Le cahier de transmissions

By Martin Winckler

  • Release Date: 2012-09-27
  • Genre: Romans et littérature

Description

Martin Winckler s'en explique dans le préambule : dès l'adolescence, il est un lecteur passionné de science-fiction et de nouvelles. Et l'année qu'il passe aux USA juste après son bac l'ancre encore plus dans cette idée : la nouvelle, c'est l'atelier de l'écrivain. 
« Les nouvelles y sont indispensables à l’écrivain de fiction, tout comme les formes courtes pour le compositeur, et les petits formats pour le peintre. Ne pas en écrire (et ne pas en lire) n’est pas seulement une faute de goût, c’est quasiment une faute professionnelle… » nous prévient-il. Ou encore : «  j’ai été régulièrement sollicité pour écrire des fictions courtes [...], je crois n’avoir jamais refusé et ce, pour une excellente raison : je ne veux pas me priver de ce plaisir. » 
C'est ce plaisir, y compris dans sa dimension virtuose, qu'on ressent chez Winckler nouvelliste. La même complexité, le même regard, la même force à se saisir de son prochain par le corps et l'âme, que dans ses romans – qu'on repense à l'âpre « Vacation » des débuts, les Interruptions Volontaires de Grossesse vues côté médecin, puisqu'il les pratiquait, ou à cette magnifique épopée du médecin généraliste qu'est « La maladie de Sachs ».
Pour Martin Winckler, l'écriture de la nouvelle c'est se jeter dans un genre, ceux qui vous secouent ou vous attirent le plus en tant que lecteur, la science-fiction, les vieux Conan Doyle, les contes et légendes.
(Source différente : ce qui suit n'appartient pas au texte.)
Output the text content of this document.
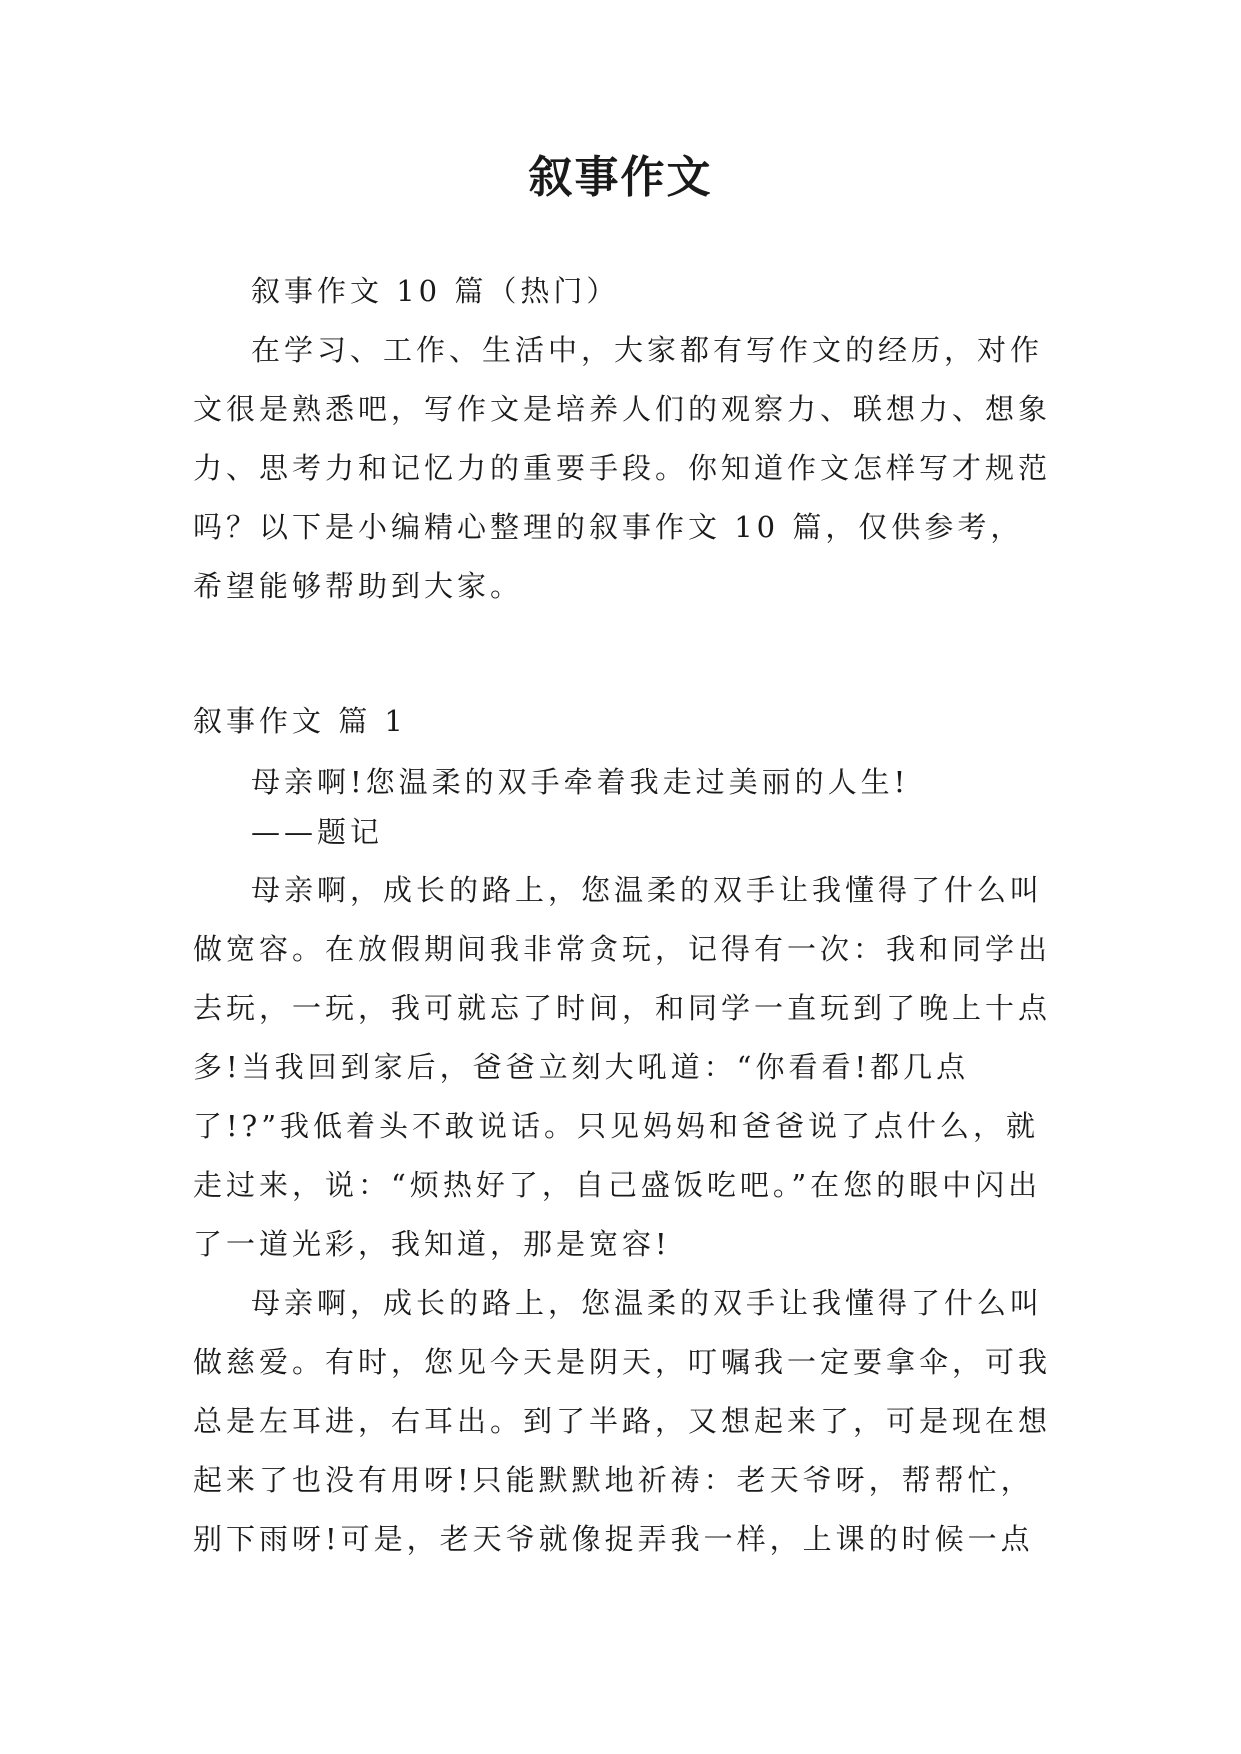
叙事作文

叙事作文 10 篇（热门）

在学习、工作、生活中，大家都有写作文的经历，对作文很是熟悉吧，写作文是培养人们的观察力、联想力、想象力、思考力和记忆力的重要手段。你知道作文怎样写才规范吗？以下是小编精心整理的叙事作文 10 篇，仅供参考，希望能够帮助到大家。

叙事作文 篇 1

母亲啊!您温柔的双手牵着我走过美丽的人生!

——题记

母亲啊，成长的路上，您温柔的双手让我懂得了什么叫做宽容。在放假期间我非常贪玩，记得有一次：我和同学出去玩，一玩，我可就忘了时间，和同学一直玩到了晚上十点多!当我回到家后，爸爸立刻大吼道：“你看看!都几点了!?”我低着头不敢说话。只见妈妈和爸爸说了点什么，就走过来，说：“烦热好了，自己盛饭吃吧。”在您的眼中闪出了一道光彩，我知道，那是宽容!

母亲啊，成长的路上，您温柔的双手让我懂得了什么叫做慈爱。有时，您见今天是阴天，叮嘱我一定要拿伞，可我总是左耳进，右耳出。到了半路，又想起来了，可是现在想起来了也没有用呀!只能默默地祈祷：老天爷呀，帮帮忙，别下雨呀!可是，老天爷就像捉弄我一样，上课的时候一点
Mais c'est une manière aussi d'ouvrir les pans secrets de la biographie : « Les recettes d'Auschwitz  » sont explicitement dédiées à une tante qui y a disparu, et avec «  Le cahier de transmissions »  qui donne son titre au livre, on retrouve en transparence le portrait du père, le secret des livres, des premières écritures, et de la bibliothèque.
Maintenant, y a-t-il un Winckler médecin et romancier, et un Winckler nouvelliste qui prend distance ? Les cinq récits présentés ici sont liés en profondeur à la veine la plus centrale de son engagement. L'euthanasie : alors imaginons qu'Holmes demande à Watson de lui donner la mort. L'avortement : et si on reprenait le thème du Petit Poucet, l'enfant volontairement perdu, mais dans les rudes labyrinthes urbains du présent. La médecine et la vie : résonnera longtemps, pour celui qui l'a accompli, la vie qu'on suspend au bout d'un coma, quand c'est au proche qu'on demande de « débrancher ».